I was browsing through Facebook earlier this evening when I saw a post published from a town nearby.  It showed the decorations and banner a family had put up memorializing their daughter as part of the Turn The Towns Teal campaign for ovarian cancer awareness.

I looked at the date on my computer and it hit me.  Ten years ago, tonight, we sat vigil with my mom as she lost her battle with that cancer.  Usually I am hyper-aware of this approaching date.  I remember most everything about that night - what we ate for dinner, talking with the hospice nurse, sitting quietly with mom, holding her hand.

Somehow, this year, it snuck up on me.  Maybe that is good.  Rather than being focused on when and how she died, after ten years it is more important to remember how Mom lived.

She was kind.

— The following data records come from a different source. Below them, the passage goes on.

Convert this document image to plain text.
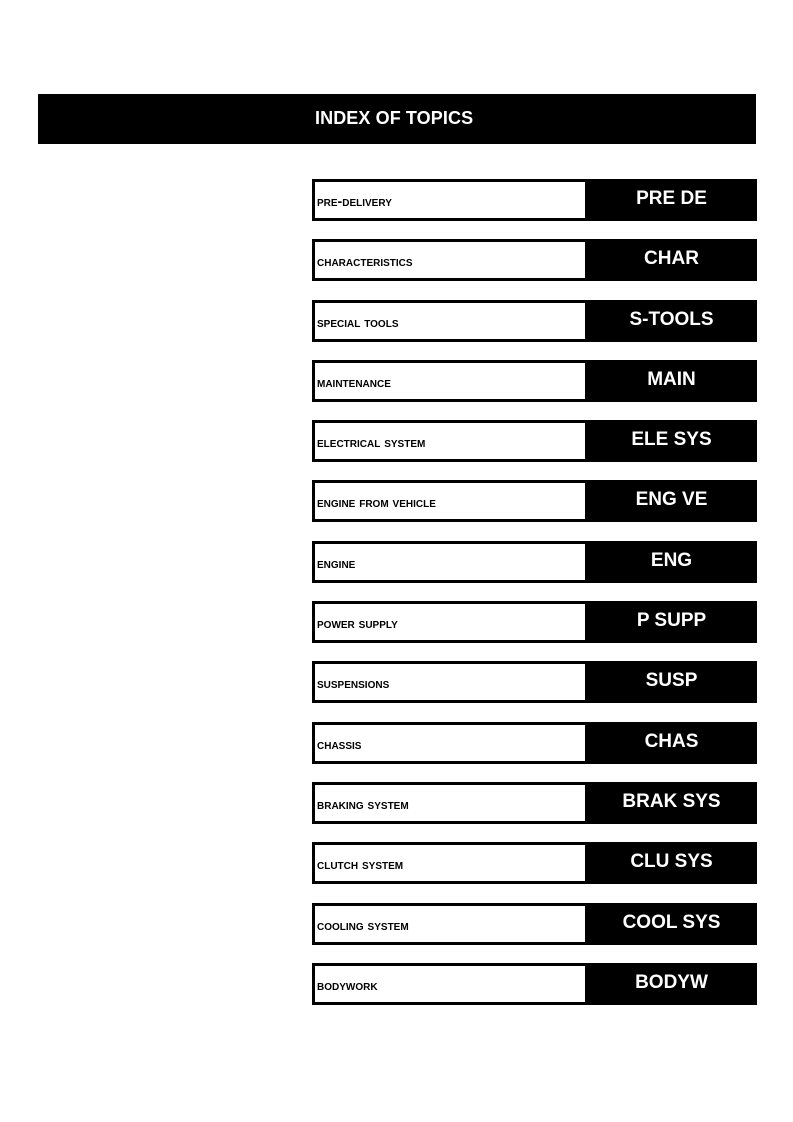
INDEX OF TOPICS
pre-delivery	PRE DE
characteristics	CHAR
special tools	S-TOOLS
maintenance	MAIN
electrical system	ELE SYS
engine from vehicle	ENG VE
engine	ENG
power supply	P SUPP
suspensions	SUSP
chassis	CHAS
braking system	BRAK SYS
clutch system	CLU SYS
cooling system	COOL SYS
bodywork	BODYW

Not nice, but kind.  Nice tells people what they want to hear.  Kind tells them what they need to hear, with gentleness and love.  Mom built relationships with people and saw the good in them, even when they couldn't find it themselves.  She wasn't one to be taken advantage of, but was generous with her time and talent.  She showed, through example, how to be a good wife, a good mother, sister and friend.

I love when we think of her, we remember her good traits and forget the bad.  It reminds me to work on those things that are true, good and beautiful so that someday, ten years after my passing, people will smile and do the same.


Wednesday, September 12, 2018

Dirt Therapy

I don't think I have ever gone this long without writing.  Well, I guess I have, I just checked.

It isn't as though I don't have anything to say.  I do.  It's just a matter of sitting down and putting it down in some coherent fashion.

It isn't that I am so busy that I don't have time.  I do.  And, dare I say, I've been a bit bored.  I have been catching up on The Closer, by way of Amazon Prime, and there is only so much of Brenda Leigh Johnson I can take in one sitting.

It has been a weird summer. Quiet, mostly, punctuated with a variety of things - a death in the family, jury duty, a geriatric dog with health issues, a family member in ICU, a work trip to the west coast.  Life happening.

Tonight, after dinner, I put my grubbies on and headed out to the yard to finish a project I started a month or so ago.  I haven't been able to do much in the last couple of weeks because of the weather.  Either it has been in the nineties with high, horrid humidity or in the sixties and rain.  Neither of which I want to be out working in.

But tonight was perfect.  Seventy degrees and a pleasant breeze.  I dug out weeds and moved large rocks and planted grass seed.  I got dirty and sweaty and it felt good.

There is something about "playing" in the dirt that is refreshing and restorative.  It's quiet but it's not.  If I listen, really listen, I hear birds and bugs and other critters and the rustling of leaves.

Concentrating on the work at hand with the symphony of nature playing in the background helps quiet my mind.  Pulling weeds and planting flowers and watering the gardens provides an up-close glimpse into just a tiny part of God's great design.  It is a reminder of all that is good, even in the midst of what, perhaps, seems not to be.

We often refer to yardwork as Dirt Therapy.  It doesn't take much time outside to wash away the worries and aggravations of the day.  And, it's much cheaper than a shrink!

“Properly speaking, of course, there is no such thing as a return to nature, because there is no such thing as a departure from it. The phrase reminds one of the slightly intoxicated gentleman who gets up in his own dining room and declares firmly that he must be getting home.”